Readers follow an unnamed narrator, a kind of everyman, who refers to an unnamed ‘you’ and the Big Bad Wolf – more ‘Three Little Pigs’ than ‘Red Riding Hood’ – ‘’On a bench on a corner, the Big Bad Wolf sits, blowing on rigid fingers bitten from hands that have fed him. It’s so cold that he can hide his yellow grin behind his own breath. He hands me a tourist guide that shows nothing but exit roads and the Canis Major Dwarf Galaxy, crosses himself, then crosses the street whistling “Jesus Wants Me For A Sunbeam,” his rough paw slapping a child’s tambourine.’ The narrator visits what looks like his childhood home, steeped in memory, then visits a friend who lets him and the wolf in.
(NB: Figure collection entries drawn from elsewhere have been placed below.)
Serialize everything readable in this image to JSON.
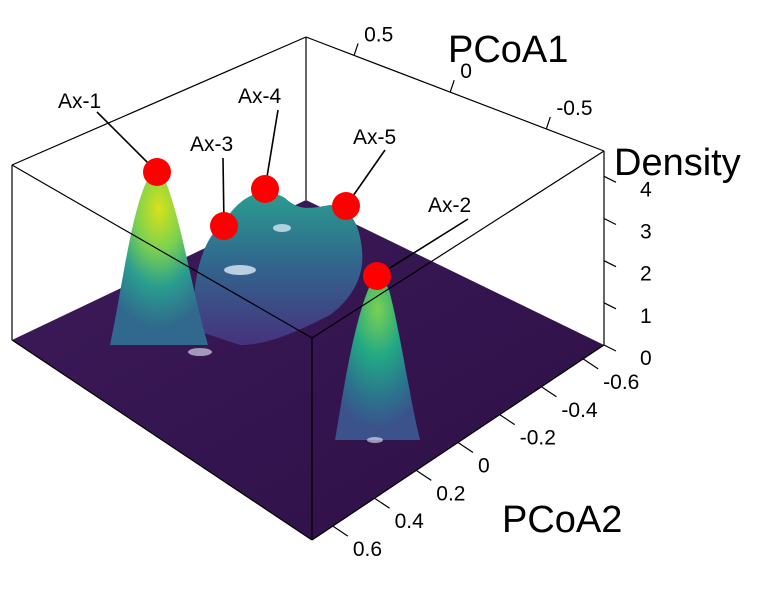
{
  "chart_data": {
    "type": "surface3d",
    "title": "",
    "axes": {
      "x": {
        "label": "PCoA1",
        "ticks": [
          "0.5",
          "0",
          "-0.5"
        ],
        "values": [
          0.5,
          0,
          -0.5
        ]
      },
      "y": {
        "label": "PCoA2",
        "ticks": [
          "-0.6",
          "-0.4",
          "-0.2",
          "0",
          "0.2",
          "0.4",
          "0.6"
        ],
        "values": [
          -0.6,
          -0.4,
          -0.2,
          0,
          0.2,
          0.4,
          0.6
        ]
      },
      "z": {
        "label": "Density",
        "ticks": [
          "0",
          "1",
          "2",
          "3",
          "4"
        ],
        "values": [
          0,
          1,
          2,
          3,
          4
        ],
        "range": [
          0,
          4.6
        ]
      }
    },
    "colormap": "viridis",
    "peaks": [
      {
        "label": "Ax-1",
        "density": 4.3
      },
      {
        "label": "Ax-2",
        "density": 2.8
      },
      {
        "label": "Ax-3",
        "density": 2.6
      },
      {
        "label": "Ax-4",
        "density": 2.9
      },
      {
        "label": "Ax-5",
        "density": 2.6
      }
    ],
    "marker_color": "#ff0000",
    "grid": false
  }
}
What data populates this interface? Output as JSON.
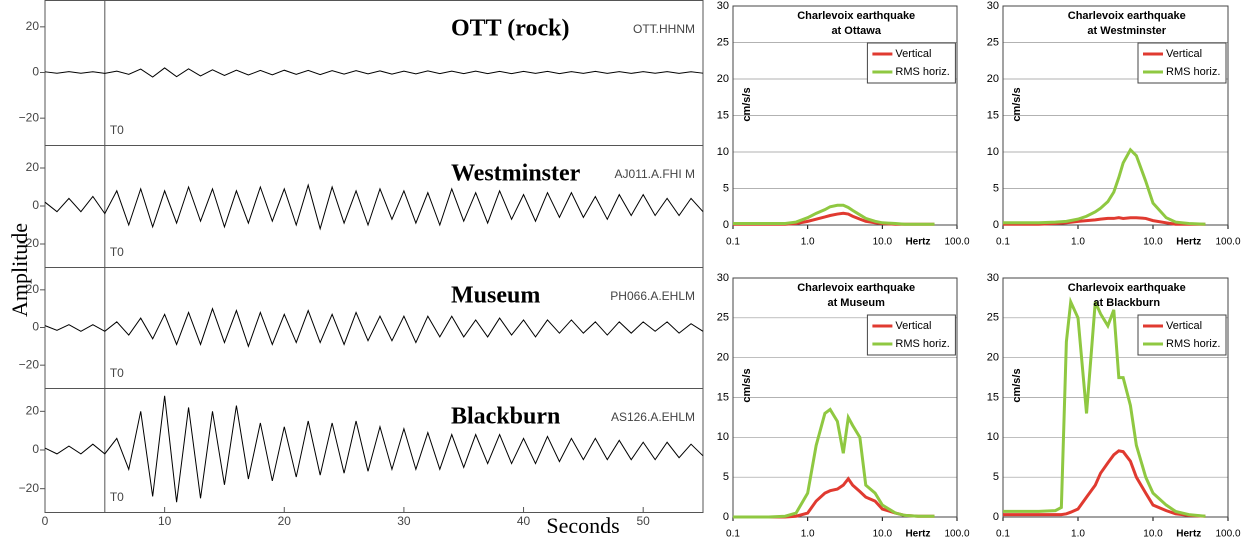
{
  "chart_data": [
    {
      "type": "seismogram",
      "ylabel": "Amplitude",
      "xlabel": "Seconds",
      "marker_label": "T0",
      "marker_x": 5,
      "xlim": [
        0,
        55
      ],
      "xticks": [
        0,
        10,
        20,
        30,
        40,
        50
      ],
      "ylim": [
        -30,
        30
      ],
      "yticks": [
        20,
        0,
        {
          "value": -20,
          "label": "−20"
        }
      ],
      "color": "#000000",
      "x": [
        0,
        1,
        2,
        3,
        4,
        5,
        6,
        7,
        8,
        9,
        10,
        11,
        12,
        13,
        14,
        15,
        16,
        17,
        18,
        19,
        20,
        21,
        22,
        23,
        24,
        25,
        26,
        27,
        28,
        29,
        30,
        31,
        32,
        33,
        34,
        35,
        36,
        37,
        38,
        39,
        40,
        41,
        42,
        43,
        44,
        45,
        46,
        47,
        48,
        49,
        50,
        51,
        52,
        53,
        54,
        55
      ],
      "series": [
        {
          "name": "OTT (rock)",
          "code": "OTT.HHNM",
          "values": [
            0.3,
            -0.3,
            0.4,
            -0.3,
            0.3,
            -0.4,
            0.6,
            -0.8,
            1.5,
            -2,
            2,
            -1.8,
            1.6,
            -1.5,
            1.2,
            -1.3,
            1,
            -1.1,
            0.9,
            -1,
            1,
            -0.8,
            0.9,
            -0.9,
            0.8,
            -0.7,
            0.8,
            -0.6,
            0.7,
            -0.7,
            0.6,
            -0.6,
            0.7,
            -0.5,
            0.6,
            -0.5,
            0.6,
            -0.5,
            0.5,
            -0.5,
            0.5,
            -0.4,
            0.5,
            -0.5,
            0.4,
            -0.4,
            0.5,
            -0.4,
            0.4,
            -0.4,
            0.4,
            -0.3,
            0.4,
            -0.4,
            0.3,
            -0.3
          ]
        },
        {
          "name": "Westminster",
          "code": "AJ011.A.FHI M",
          "values": [
            2,
            -3,
            4,
            -3,
            5,
            -4,
            8,
            -10,
            9,
            -11,
            8,
            -9,
            10,
            -8,
            9,
            -11,
            8,
            -9,
            10,
            -8,
            9,
            -10,
            11,
            -12,
            10,
            -9,
            8,
            -10,
            9,
            -7,
            8,
            -9,
            7,
            -10,
            9,
            -8,
            7,
            -9,
            8,
            -7,
            6,
            -8,
            7,
            -6,
            7,
            -6,
            5,
            -7,
            6,
            -5,
            6,
            -5,
            4,
            -5,
            4,
            -3
          ]
        },
        {
          "name": "Museum",
          "code": "PH066.A.EHLM",
          "values": [
            1,
            -1.5,
            1.5,
            -2,
            1.5,
            -2,
            3,
            -4,
            5,
            -6,
            7,
            -9,
            8,
            -9,
            10,
            -8,
            9,
            -10,
            8,
            -9,
            7,
            -8,
            9,
            -8,
            7,
            -9,
            8,
            -7,
            6,
            -7,
            6,
            -8,
            6,
            -5,
            6,
            -5,
            4,
            -5,
            5,
            -4,
            4,
            -5,
            4,
            -3,
            4,
            -3,
            3,
            -4,
            3,
            -3,
            3,
            -2,
            3,
            -3,
            2,
            -2
          ]
        },
        {
          "name": "Blackburn",
          "code": "AS126.A.EHLM",
          "values": [
            1,
            -2,
            2,
            -2,
            3,
            -2,
            6,
            -10,
            20,
            -24,
            28,
            -27,
            22,
            -25,
            20,
            -18,
            23,
            -15,
            14,
            -16,
            12,
            -14,
            15,
            -13,
            14,
            -12,
            15,
            -11,
            12,
            -10,
            11,
            -10,
            9,
            -10,
            8,
            -9,
            8,
            -7,
            8,
            -7,
            6,
            -7,
            7,
            -6,
            6,
            -5,
            6,
            -5,
            5,
            -5,
            4,
            -5,
            4,
            -4,
            3,
            -3
          ]
        }
      ]
    },
    {
      "type": "line",
      "title": "Charlevoix earthquake",
      "subtitle": "at Ottawa",
      "ylabel": "cm/s/s",
      "xlabel": "Hertz",
      "log_x": true,
      "grid": true,
      "xlim": [
        0.1,
        100
      ],
      "xticks": [
        0.1,
        {
          "value": 1,
          "label": "1.0"
        },
        {
          "value": 10,
          "label": "10.0"
        },
        {
          "value": 100,
          "label": "100.0"
        }
      ],
      "ylim": [
        0,
        30
      ],
      "yticks": [
        0,
        5,
        10,
        15,
        20,
        25,
        30
      ],
      "x": [
        0.1,
        0.2,
        0.3,
        0.5,
        0.7,
        1,
        1.3,
        1.7,
        2,
        2.5,
        3,
        3.5,
        4,
        5,
        6,
        8,
        10,
        15,
        20,
        30,
        50
      ],
      "series": [
        {
          "name": "Vertical",
          "color": "#e03a30",
          "values": [
            0.1,
            0.1,
            0.1,
            0.1,
            0.2,
            0.5,
            0.8,
            1.1,
            1.3,
            1.5,
            1.6,
            1.5,
            1.2,
            0.8,
            0.5,
            0.3,
            0.2,
            0.1,
            0.1,
            0.1,
            0.1
          ]
        },
        {
          "name": "RMS horiz.",
          "color": "#8fc841",
          "values": [
            0.2,
            0.2,
            0.2,
            0.2,
            0.4,
            1,
            1.6,
            2.1,
            2.5,
            2.7,
            2.7,
            2.4,
            2,
            1.4,
            0.9,
            0.5,
            0.3,
            0.2,
            0.1,
            0.1,
            0.1
          ]
        }
      ]
    },
    {
      "type": "line",
      "title": "Charlevoix earthquake",
      "subtitle": "at Westminster",
      "ylabel": "cm/s/s",
      "xlabel": "Hertz",
      "log_x": true,
      "grid": true,
      "xlim": [
        0.1,
        100
      ],
      "xticks": [
        0.1,
        {
          "value": 1,
          "label": "1.0"
        },
        {
          "value": 10,
          "label": "10.0"
        },
        {
          "value": 100,
          "label": "100.0"
        }
      ],
      "ylim": [
        0,
        30
      ],
      "yticks": [
        0,
        5,
        10,
        15,
        20,
        25,
        30
      ],
      "x": [
        0.1,
        0.2,
        0.3,
        0.5,
        0.7,
        1,
        1.3,
        1.7,
        2,
        2.5,
        3,
        3.5,
        4,
        5,
        6,
        8,
        10,
        15,
        20,
        30,
        50
      ],
      "series": [
        {
          "name": "Vertical",
          "color": "#e03a30",
          "values": [
            0.1,
            0.1,
            0.1,
            0.2,
            0.3,
            0.5,
            0.6,
            0.7,
            0.8,
            0.9,
            0.9,
            1,
            0.9,
            1,
            1,
            0.9,
            0.6,
            0.3,
            0.1,
            0.1,
            0.1
          ]
        },
        {
          "name": "RMS horiz.",
          "color": "#8fc841",
          "values": [
            0.3,
            0.3,
            0.3,
            0.4,
            0.5,
            0.8,
            1.2,
            1.8,
            2.3,
            3.2,
            4.5,
            6.5,
            8.5,
            10.3,
            9.5,
            6,
            3,
            1,
            0.4,
            0.2,
            0.1
          ]
        }
      ]
    },
    {
      "type": "line",
      "title": "Charlevoix earthquake",
      "subtitle": "at Museum",
      "ylabel": "cm/s/s",
      "xlabel": "Hertz",
      "log_x": true,
      "grid": true,
      "xlim": [
        0.1,
        100
      ],
      "xticks": [
        0.1,
        {
          "value": 1,
          "label": "1.0"
        },
        {
          "value": 10,
          "label": "10.0"
        },
        {
          "value": 100,
          "label": "100.0"
        }
      ],
      "ylim": [
        0,
        30
      ],
      "yticks": [
        0,
        5,
        10,
        15,
        20,
        25,
        30
      ],
      "x": [
        0.1,
        0.2,
        0.3,
        0.5,
        0.7,
        1,
        1.3,
        1.7,
        2,
        2.5,
        3,
        3.5,
        4,
        5,
        6,
        8,
        10,
        15,
        20,
        30,
        50
      ],
      "series": [
        {
          "name": "Vertical",
          "color": "#e03a30",
          "values": [
            0,
            0,
            0,
            0,
            0.1,
            0.5,
            2,
            3,
            3.3,
            3.5,
            4,
            4.8,
            4,
            3.2,
            2.5,
            2,
            1,
            0.5,
            0.2,
            0.1,
            0.1
          ]
        },
        {
          "name": "RMS horiz.",
          "color": "#8fc841",
          "values": [
            0,
            0,
            0,
            0.1,
            0.5,
            3,
            9,
            13,
            13.5,
            12,
            8,
            12.5,
            11.5,
            10,
            4,
            3,
            1.5,
            0.5,
            0.2,
            0.1,
            0.1
          ]
        }
      ]
    },
    {
      "type": "line",
      "title": "Charlevoix earthquake",
      "subtitle": "at Blackburn",
      "ylabel": "cm/s/s",
      "xlabel": "Hertz",
      "log_x": true,
      "grid": true,
      "xlim": [
        0.1,
        100
      ],
      "xticks": [
        {
          "value": 0.1,
          "label": "0.1"
        },
        {
          "value": 1,
          "label": "1.0"
        },
        {
          "value": 10,
          "label": "10.0"
        },
        {
          "value": 100,
          "label": "100.0"
        }
      ],
      "ylim": [
        0,
        30
      ],
      "yticks": [
        0,
        5,
        10,
        15,
        20,
        25,
        30
      ],
      "x": [
        0.1,
        0.2,
        0.3,
        0.5,
        0.6,
        0.7,
        0.8,
        1,
        1.3,
        1.7,
        2,
        2.5,
        3,
        3.5,
        4,
        5,
        6,
        8,
        10,
        15,
        20,
        30,
        50
      ],
      "series": [
        {
          "name": "Vertical",
          "color": "#e03a30",
          "values": [
            0.3,
            0.3,
            0.3,
            0.3,
            0.3,
            0.4,
            0.6,
            1,
            2.5,
            4,
            5.5,
            6.8,
            7.8,
            8.3,
            8.2,
            7,
            5,
            3,
            1.5,
            0.8,
            0.4,
            0.2,
            0.1
          ]
        },
        {
          "name": "RMS horiz.",
          "color": "#8fc841",
          "values": [
            0.7,
            0.7,
            0.7,
            0.8,
            1.2,
            22,
            27,
            25,
            13,
            27,
            25.5,
            24,
            26,
            17.5,
            17.5,
            14,
            9,
            5,
            3,
            1.5,
            0.7,
            0.3,
            0.1
          ]
        }
      ]
    }
  ]
}
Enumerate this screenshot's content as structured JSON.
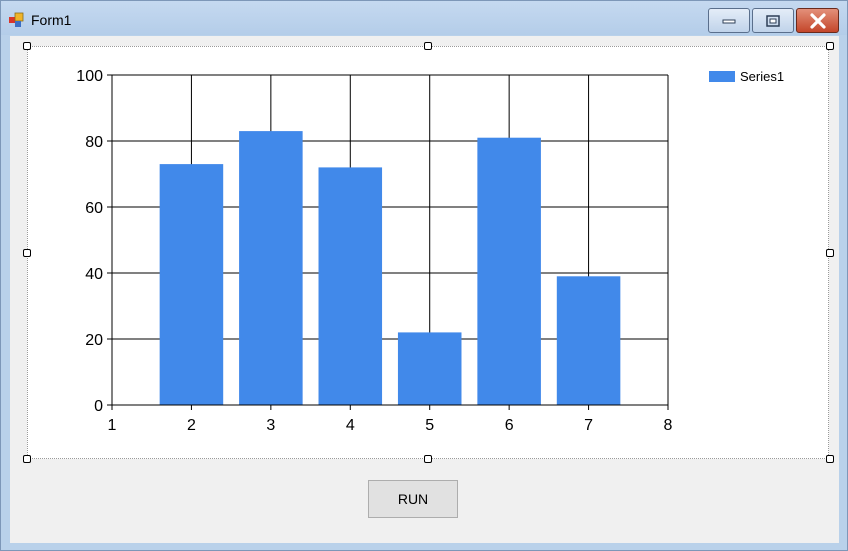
{
  "window": {
    "title": "Form1",
    "icon": "winforms-app-icon"
  },
  "titlebar_buttons": {
    "minimize": "minimize-icon",
    "maximize": "maximize-icon",
    "close": "close-icon"
  },
  "run_button": {
    "label": "RUN"
  },
  "colors": {
    "bar": "#4189ea",
    "titlebar": "#b9d1ea",
    "client": "#f0f0f0",
    "close_button": "#c4462a"
  },
  "chart_data": {
    "type": "bar",
    "x": [
      2,
      3,
      4,
      5,
      6,
      7
    ],
    "values": [
      73,
      83,
      72,
      22,
      81,
      39
    ],
    "series": [
      {
        "name": "Series1",
        "values": [
          73,
          83,
          72,
          22,
          81,
          39
        ]
      }
    ],
    "x_ticks": [
      "1",
      "2",
      "3",
      "4",
      "5",
      "6",
      "7",
      "8"
    ],
    "y_ticks": [
      "0",
      "20",
      "40",
      "60",
      "80",
      "100"
    ],
    "xlim": [
      1,
      8
    ],
    "ylim": [
      0,
      100
    ],
    "grid": true,
    "legend_position": "top-right",
    "title": "",
    "xlabel": "",
    "ylabel": ""
  }
}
The role of ‘you’ is to listen rather than interact.
The prose has a dream-like quality as readers are taken on a dystopian journey where the present merges with the past and memories are fragmented, all with the ever present Big Bad Wolf, that is until it gets dark. The wolf always disappears before the moon rises. Here the wolf feels more like a conscience than a character, a presence that tags along and answers questions with stories. He cannot read but can remember. When the narrator askes ‘Who saw the first humans on that untidy planet?’, The wolf replies, ‘The Butcher, the Baker, the Candlestick Maker? I can’t see it myself. Though, if I squint just so – his left eye snaps shut like a bank vault, his right is a needle’s prick in a princess’s thumb – you all look like butchers to me.’
The wolf’s reply is a mix of nursery rhyme (Rub-a-Dub-Dub), fairy tale (Sleeping Beauty or Aurora) and snub (‘you all look like butchers to me’). The nursery rhyme has three men adrift, drawing stares from onlookers at the oddity of three men sailing. Sleeping Beauty was cast under a sleeping spell when she pricked her finger. The sense of dream meeting present time strongly comes across. With the last phrase, is the predator recognising another or is ‘butchers’ being used in the sense of sloppy work?
The story doesn’t follow a plot or narrative arc to a conclusion. The micro novella holds its own logic, readers don’t doubt the world they have been introduced to and immersed in. It asks a lot of questions. On the surface it can be read as a dystopian tale. ‘Wolf Planet’ also stands up to further scrutiny and themes of urbanisation, memory, the blurring of reality and states of consciousness and environmentalism emerge. Readers are free to read into it whatever morals they choose. Oz Hardwick has created, as the subtitle suggests, a folktale for the current age, one that intrigues, probes what makes us human and why we need stories.